Incidentally, it is this point that is the major cause of lost packets in the modern Internet: being dropped through congestion en route causing buffers to overflow. An alternative to store and forward is cut through switching. In this, the switch starts forwarding the frame before all of it has been read. This decreases the latency of the packets as they travel through but reduces the overall reliability as the switch might be forwarding a corrupt packet: it cannot know if a packet is corrupted until it has been completely read and the checksum computed.
Switches are more complicated (read 'expensive') than hubs, but give better total throughput and better efficiency under high load (few collisions). These days even switches are cheap and it is getting increasingly difficult (and pointless) to find a hub. Hubs and switches (Figure below) are also applicable to the other kinds of Ethernet, but are overwhelmingly associated with UTP.

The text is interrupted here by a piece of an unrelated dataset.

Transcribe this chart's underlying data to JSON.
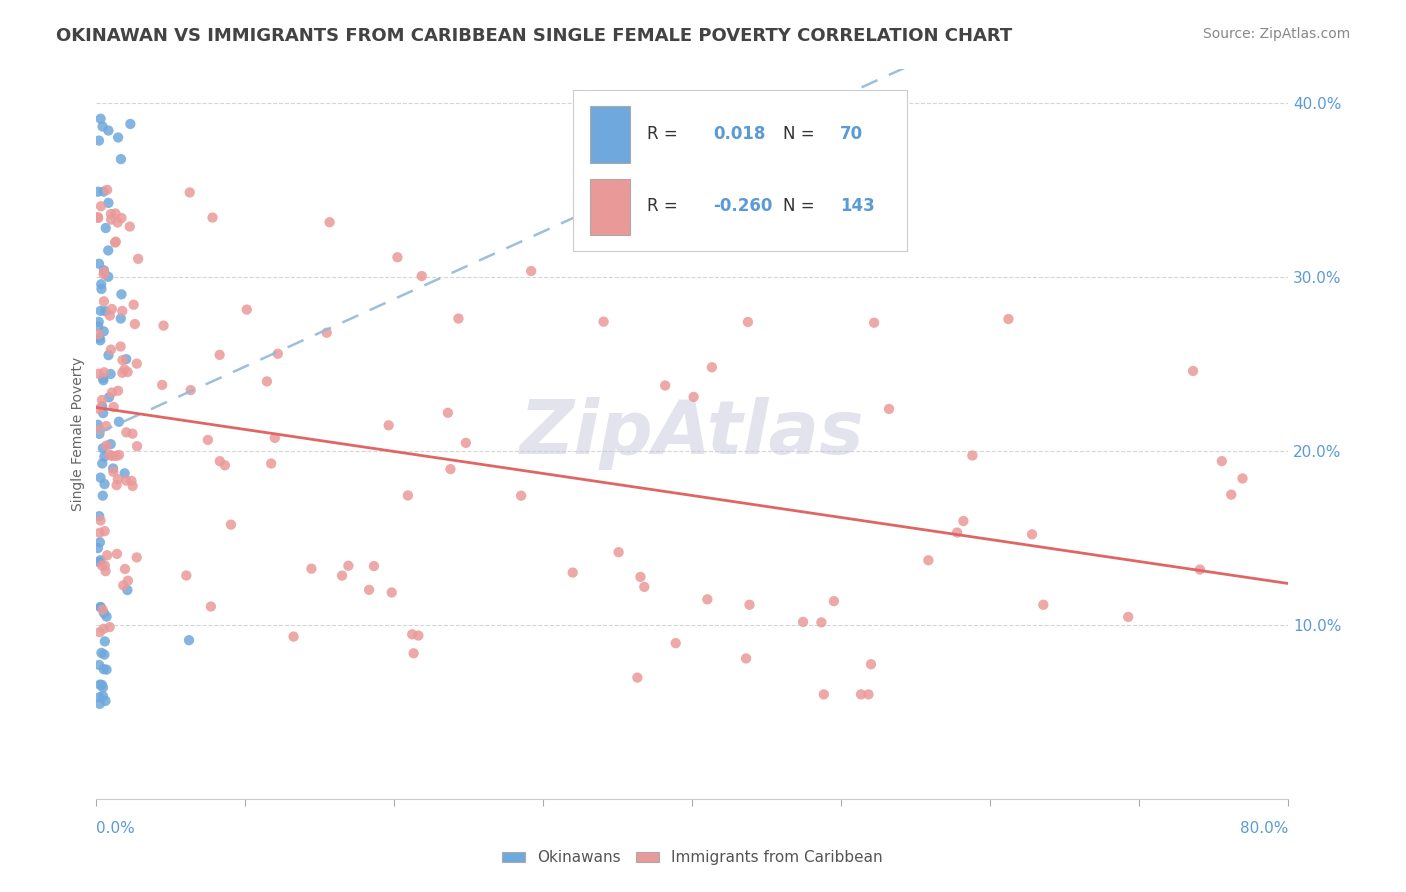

If you have a switch and your hardware supports it, twisted pair can run full duplex, meaning that there can be 10/100Mb to the machine simultaneously with 10/100Mb from the machine. This is a total of 20/200Mb per pair of machines in flight at a time. This is because there can be no collisions between inward and outward traffic as they are transported over different twisted pairs within the cable. The alternative is half duplex, where traffic can only go in one direction at a time. Typically, half-duplex Ethernet uses CSMA/CD while full-duplex Ethernet is switched and does not.
You can buy converters that connect together the different kinds of Ethernet cable, e.g., thinnet to twisted pair. Some network cards have more than one type of socket on them. Thicknet is virtually never seen these days, with thinnet only found in old installations and UTP being widely used, and Cat 5 (or better) UTP being used for all new installations.